La méthode présuppose les maisons de signe entier, où chaque maison équivaut à un signe complet. Les systèmes de maisons en quadrant la brisent. Avec des cuspides de quadrant, l'interception peut faire qu'un signe couvre deux maisons tandis qu'un autre signe est entièrement sauté, ce qui ferait sauter ou compter en double des maîtres de l'année et brouillerait toute la séquence. Si vous voulez que les profections fonctionnent comme prévu, conservez les maisons en signe entier.
Foire aux questions
Quand mon année de profection change-t-elle réellement ?
Elle change le jour de votre anniversaire, qui s'aligne sur votre révolution solaire plutôt que sur le 1er janvier.
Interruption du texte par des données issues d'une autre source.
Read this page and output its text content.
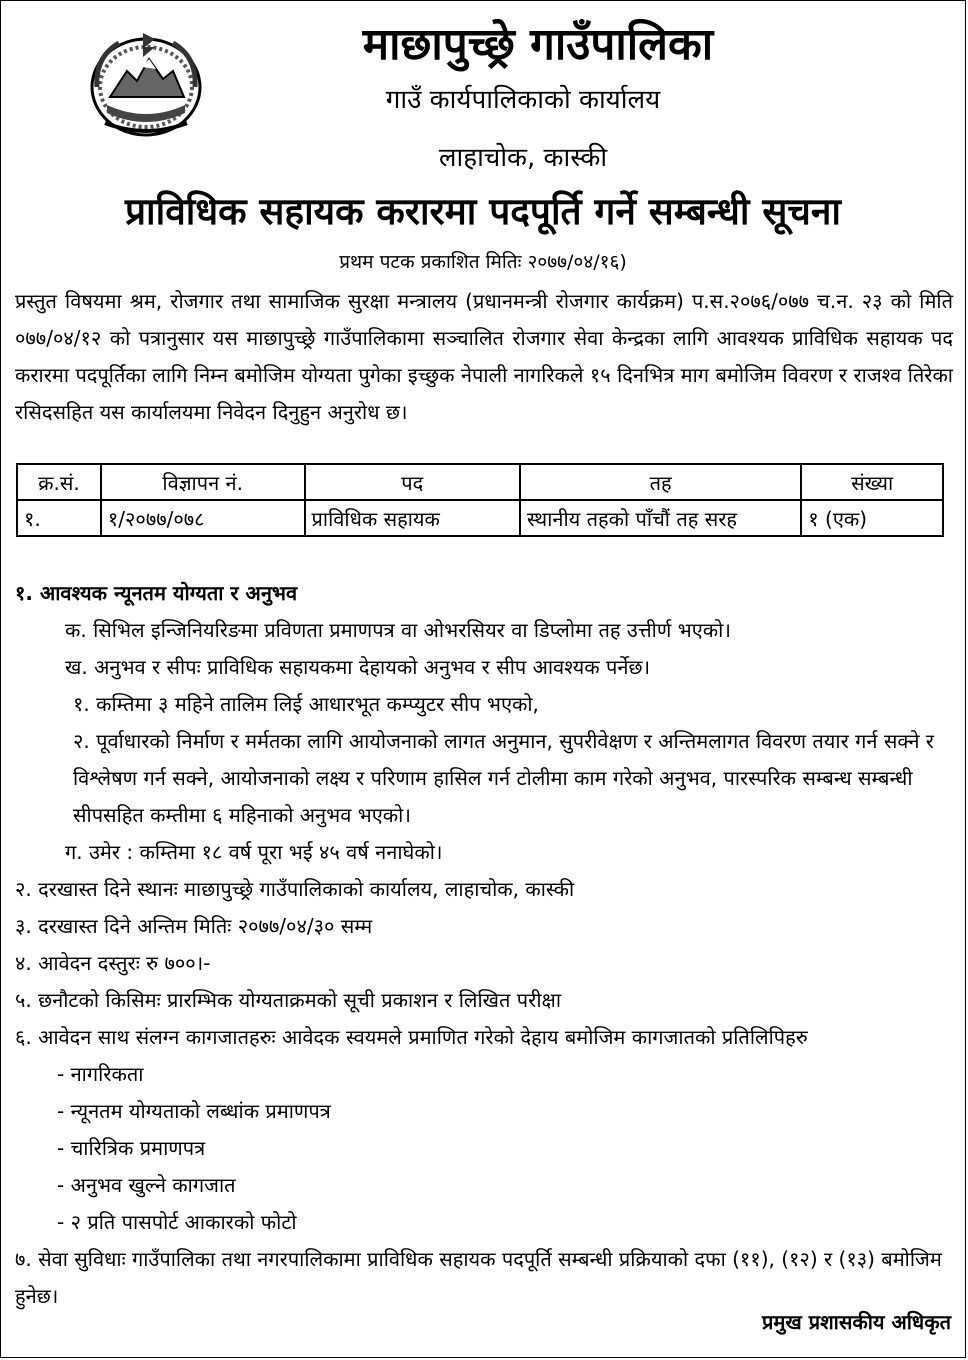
माछापुच्छ्रे गाउँपालिका
गाउँ कार्यपालिकाको कार्यालय
लाहाचोक, कास्की
प्राविधिक सहायक करारमा पदपूर्ति गर्ने सम्बन्धी सूचना
प्रथम पटक प्रकाशित मितिः २०७७/०४/१६)
प्रस्तुत विषयमा श्रम, रोजगार तथा सामाजिक सुरक्षा मन्त्रालय (प्रधानमन्त्री रोजगार कार्यक्रम) प.स.२०७६/०७७ च.न. २३ को मिति ०७७/०४/१२ को पत्रानुसार यस माछापुच्छ्रे गाउँपालिकामा सञ्चालित रोजगार सेवा केन्द्रका लागि आवश्यक प्राविधिक सहायक पद करारमा पदपूर्तिका लागि निम्न बमोजिम योग्यता पुगेका इच्छुक नेपाली नागरिकले १५ दिनभित्र माग बमोजिम विवरण र राजश्व तिरेका रसिदसहित यस कार्यालयमा निवेदन दिनुहुन अनुरोध छ।
क्र.सं.	विज्ञापन नं.	पद	तह	संख्या
१.	१/२०७७/०७८	प्राविधिक सहायक	स्थानीय तहको पाँचौं तह सरह	१ (एक)

१. आवश्यक न्यूनतम योग्यता र अनुभव

क. सिभिल इन्जिनियरिङमा प्रविणता प्रमाणपत्र वा ओभरसियर वा डिप्लोमा तह उत्तीर्ण भएको।

ख. अनुभव र सीपः प्राविधिक सहायकमा देहायको अनुभव र सीप आवश्यक पर्नेछ।

१. कम्तिमा ३ महिने तालिम लिई आधारभूत कम्प्युटर सीप भएको,

२. पूर्वाधारको निर्माण र मर्मतका लागि आयोजनाको लागत अनुमान, सुपरीवेक्षण र अन्तिमलागत विवरण तयार गर्न सक्ने र विश्लेषण गर्न सक्ने, आयोजनाको लक्ष्य र परिणाम हासिल गर्न टोलीमा काम गरेको अनुभव, पारस्परिक सम्बन्ध सम्बन्धी सीपसहित कम्तीमा ६ महिनाको अनुभव भएको।

ग. उमेर : कम्तिमा १८ वर्ष पूरा भई ४५ वर्ष ननाघेको।

२. दरखास्त दिने स्थानः माछापुच्छ्रे गाउँपालिकाको कार्यालय, लाहाचोक, कास्की

३. दरखास्त दिने अन्तिम मितिः २०७७/०४/३० सम्म

४. आवेदन दस्तुरः रु ७००।-

५. छनौटको किसिमः प्रारम्भिक योग्यताक्रमको सूची प्रकाशन र लिखित परीक्षा

६. आवेदन साथ संलग्न कागजातहरुः आवेदक स्वयमले प्रमाणित गरेको देहाय बमोजिम कागजातको प्रतिलिपिहरु

- नागरिकता

- न्यूनतम योग्यताको लब्धांक प्रमाणपत्र

- चारित्रिक प्रमाणपत्र

- अनुभव खुल्ने कागजात

- २ प्रति पासपोर्ट आकारको फोटो

७. सेवा सुविधाः गाउँपालिका तथा नगरपालिकामा प्राविधिक सहायक पदपूर्ति सम्बन्धी प्रक्रियाको दफा (११), (१२) र (१३) बमोजिम हुनेछ।

प्रमुख प्रशासकीय अधिकृत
De ce jour jusqu'à votre prochain anniversaire, une maison est profectée et une planète sert de maître de l'année. La seigneurie de l'année précédente prend fin et le signe suivant vers l'avant prend le relais dans l'ordre zodiacal.
Comment trouver mon maître de l'année à la main ?
Calculez (âge modulo 12) + 1 pour obtenir le numéro de la maison profectée, comptez autant de signes à partir de votre signe ascendant, et identifiez le maître traditionnel du signe sur lequel vous tombez. Ce maître est votre maître de l'année. Repérez ensuite où cette planète se situe dans votre thème natal pour juger de la manière dont l'année est susceptible de se dérouler.
Pourquoi ne puis-je pas utiliser Uranus, Neptune ou Pluton comme maître de l'année ?
Les profections reposent sur les sept planètes traditionnelles parce que chaque signe doit avoir exactement un maître par domicile. Les maîtres modernes ne couvrent pas les douze signes dans ce schéma, de sorte que les utiliser laisserait certaines années sans maître unique. Le maître d'une année du Scorpion est donc Mars, celui d'une année du Verseau est Saturne, et celui d'une année des Poissons est Jupiter.